28 LACI du 17 juin au 16 juillet 2024. Au 17 juillet 2024, date à laquelle la

recourante demande des prestations de l’APGM, le tribunal constate qu’elle

n’avait pas satisfait aux obligations de contrôle prévues par la LACI pendant

un mois au moins (au sens de l’art. 19e let. b LEmp); le fait qu’elle ait

participé à des entretiens avec sa conseillère ORP, qu’elle ait procédé à des

recherches d’emploi ou encore qu’elle ait été en activité professionnelle à 50

% jusqu’au 14 juin 2024 puis à nouveau depuis le 1er juillet 2024

n’y change rien puisque seul l’assuré "qui ne se trouve pas en

incapacité de travail" est réputé satisfaire aux obligations de

contrôle dans ce cadre (art. 10d RLEmp; cf. ég. l'extrait de

l'EMPL reproduit ci-dessus et arrêt CDAP PS.2019.0096 du 21 avril 2020 consid. 2

et les réf. citées).
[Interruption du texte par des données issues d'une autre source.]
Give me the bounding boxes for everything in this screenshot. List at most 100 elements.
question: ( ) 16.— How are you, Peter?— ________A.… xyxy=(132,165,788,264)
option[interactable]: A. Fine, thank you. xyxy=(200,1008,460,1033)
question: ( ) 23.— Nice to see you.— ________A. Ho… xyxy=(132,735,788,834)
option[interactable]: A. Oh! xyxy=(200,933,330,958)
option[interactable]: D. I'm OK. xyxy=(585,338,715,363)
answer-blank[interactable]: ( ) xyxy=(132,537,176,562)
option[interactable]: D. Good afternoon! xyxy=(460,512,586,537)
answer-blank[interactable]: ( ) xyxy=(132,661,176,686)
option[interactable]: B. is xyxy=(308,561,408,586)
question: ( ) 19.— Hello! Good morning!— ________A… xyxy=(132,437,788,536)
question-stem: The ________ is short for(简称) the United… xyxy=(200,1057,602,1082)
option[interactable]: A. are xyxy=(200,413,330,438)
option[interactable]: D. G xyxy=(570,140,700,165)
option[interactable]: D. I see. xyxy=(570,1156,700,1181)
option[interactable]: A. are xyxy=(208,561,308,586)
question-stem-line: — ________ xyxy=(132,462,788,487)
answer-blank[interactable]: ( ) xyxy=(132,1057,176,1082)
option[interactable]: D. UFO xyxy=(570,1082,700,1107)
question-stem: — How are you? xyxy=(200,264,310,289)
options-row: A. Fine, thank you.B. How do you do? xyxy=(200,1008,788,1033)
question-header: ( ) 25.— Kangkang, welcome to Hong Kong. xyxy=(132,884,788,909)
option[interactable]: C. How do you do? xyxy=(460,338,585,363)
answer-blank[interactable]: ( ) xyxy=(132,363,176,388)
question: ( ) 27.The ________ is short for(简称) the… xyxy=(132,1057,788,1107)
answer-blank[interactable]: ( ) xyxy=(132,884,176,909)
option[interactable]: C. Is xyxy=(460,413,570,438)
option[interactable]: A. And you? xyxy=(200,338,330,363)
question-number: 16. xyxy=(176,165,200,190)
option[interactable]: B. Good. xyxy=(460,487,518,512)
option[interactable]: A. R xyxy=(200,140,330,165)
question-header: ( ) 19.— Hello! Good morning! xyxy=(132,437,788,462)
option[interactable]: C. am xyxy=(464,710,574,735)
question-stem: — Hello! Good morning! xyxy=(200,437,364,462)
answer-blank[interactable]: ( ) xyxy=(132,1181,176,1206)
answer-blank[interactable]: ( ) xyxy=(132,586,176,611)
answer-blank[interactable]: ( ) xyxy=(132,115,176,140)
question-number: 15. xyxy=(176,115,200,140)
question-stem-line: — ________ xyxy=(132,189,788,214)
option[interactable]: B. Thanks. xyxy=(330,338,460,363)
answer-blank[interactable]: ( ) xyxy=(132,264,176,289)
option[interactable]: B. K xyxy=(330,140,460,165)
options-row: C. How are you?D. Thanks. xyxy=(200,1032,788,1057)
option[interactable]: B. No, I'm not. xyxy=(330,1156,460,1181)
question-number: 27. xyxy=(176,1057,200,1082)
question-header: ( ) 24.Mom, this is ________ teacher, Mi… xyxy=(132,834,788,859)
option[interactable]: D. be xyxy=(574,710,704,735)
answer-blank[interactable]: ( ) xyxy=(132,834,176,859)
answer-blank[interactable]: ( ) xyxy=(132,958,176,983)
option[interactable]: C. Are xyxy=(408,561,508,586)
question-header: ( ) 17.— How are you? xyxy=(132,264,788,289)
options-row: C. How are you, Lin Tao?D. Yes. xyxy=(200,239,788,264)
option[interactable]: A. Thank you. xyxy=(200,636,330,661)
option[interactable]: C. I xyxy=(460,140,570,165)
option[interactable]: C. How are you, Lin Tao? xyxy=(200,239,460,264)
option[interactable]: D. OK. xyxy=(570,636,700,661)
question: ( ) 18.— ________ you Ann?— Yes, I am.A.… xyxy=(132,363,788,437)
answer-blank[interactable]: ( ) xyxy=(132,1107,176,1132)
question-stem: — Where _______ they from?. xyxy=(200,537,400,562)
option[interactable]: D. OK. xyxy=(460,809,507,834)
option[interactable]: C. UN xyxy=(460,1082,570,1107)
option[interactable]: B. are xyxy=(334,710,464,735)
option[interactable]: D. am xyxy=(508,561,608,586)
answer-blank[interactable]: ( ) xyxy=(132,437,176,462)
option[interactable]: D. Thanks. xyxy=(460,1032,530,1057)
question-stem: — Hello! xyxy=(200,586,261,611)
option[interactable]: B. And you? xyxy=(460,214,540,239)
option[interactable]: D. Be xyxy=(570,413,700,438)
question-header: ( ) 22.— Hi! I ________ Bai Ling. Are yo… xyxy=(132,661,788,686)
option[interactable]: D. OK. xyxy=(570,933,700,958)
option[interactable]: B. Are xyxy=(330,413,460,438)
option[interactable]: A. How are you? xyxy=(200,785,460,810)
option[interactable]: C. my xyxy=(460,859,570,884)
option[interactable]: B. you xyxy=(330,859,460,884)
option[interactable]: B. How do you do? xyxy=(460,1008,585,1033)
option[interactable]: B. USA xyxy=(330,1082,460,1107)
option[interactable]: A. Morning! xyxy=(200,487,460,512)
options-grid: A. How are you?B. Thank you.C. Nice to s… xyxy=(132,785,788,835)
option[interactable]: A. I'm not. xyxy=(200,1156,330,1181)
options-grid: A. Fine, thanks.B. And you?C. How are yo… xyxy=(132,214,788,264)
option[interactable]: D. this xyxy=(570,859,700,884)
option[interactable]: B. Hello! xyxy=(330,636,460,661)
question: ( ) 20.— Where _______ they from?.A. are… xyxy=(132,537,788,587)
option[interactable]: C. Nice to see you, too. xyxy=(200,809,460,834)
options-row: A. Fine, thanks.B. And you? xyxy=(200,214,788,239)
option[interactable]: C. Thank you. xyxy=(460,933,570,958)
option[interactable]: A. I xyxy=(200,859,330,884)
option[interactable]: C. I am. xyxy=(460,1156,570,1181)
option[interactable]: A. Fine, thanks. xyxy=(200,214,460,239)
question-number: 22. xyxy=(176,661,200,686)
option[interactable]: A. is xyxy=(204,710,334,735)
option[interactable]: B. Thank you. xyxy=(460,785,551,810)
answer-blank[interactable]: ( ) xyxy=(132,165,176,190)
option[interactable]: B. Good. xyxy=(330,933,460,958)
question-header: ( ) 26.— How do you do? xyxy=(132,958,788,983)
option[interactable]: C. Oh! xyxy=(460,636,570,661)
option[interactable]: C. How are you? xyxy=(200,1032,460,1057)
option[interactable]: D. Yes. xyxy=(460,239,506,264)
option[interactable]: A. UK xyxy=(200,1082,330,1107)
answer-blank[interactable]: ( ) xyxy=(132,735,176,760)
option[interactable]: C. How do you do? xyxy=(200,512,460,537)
Or, il résulte clairement des certificats au dossier que

la recourante était en incapacité de travail à 50 % entre le 31 janvier 2024 et

le 30 novembre 2024.

d) Dans ces conditions, la décision sur réclamation

attaquée confirmant le refus de prestations de l'APGM en faveur de la recourante

ne prête pas le flanc à la critique, faute pour cette dernière d'avoir

satisfait aux obligations de contrôle prévues par la LACI pendant un mois au

moins avant de solliciter de telles prestations.

3.

Il résulte des considérants qui précèdent que le recours doit être

rejeté et la décision sur réclamation attaquée confirmée.

Il n'y a pas lieu de percevoir un émolument (cf.

art. 49 al. 1 LPA-VD; art. 1 et 4 al. 3 du tarif des frais judiciaires et des

dépens en matière administrative, du 28 avril 2015 [TFJDA; BLV 173.36.5.1]) ni

d'allouer d'indemnité à titre de dépens (cf. art. 55 al. 1 LPA-VD).

Par ces motifs

la Cour de droit administratif et public

du Tribunal cantonal

arrête :

Faits

I.

Le recours est rejeté.

Considérants

II.

La décision sur réclamation rendue le 17 février 2025 par la Direction

générale de l’emploi et du marché du travail, Assurance perte de gain maladie

est confirmée.

III.

Il n’est pas perçu d’émolument ni alloué de dépens.

Lausanne, le 10 juin 2025

Le président: La

greffière:

Le présent arrêt est

communiqué aux participants à la procédure.

Il peut faire l'objet, dans les trente jours suivant sa

notification, d'un recours au Tribunal fédéral (Tribunal fédéral suisse, Schweizerhofquai

6, 6004 Lucerne). Le recours s'exerce conformément aux articles 40 ss et 95 ss de

la loi du 17 juin 2005 sur le Tribunal fédéral (LTF - RS 173.110). Il doit être

rédigé dans une langue officielle, indiquer les conclusions, les motifs et les

moyens de preuve, et être signé. Les motifs doivent exposer succinctement en

quoi l’acte attaqué viole le droit. Les pièces invoquées comme moyens de preuve

doivent être jointes au mémoire, pour autant qu’elles soient en mains de la

partie ; il en va de même de la décision attaquée.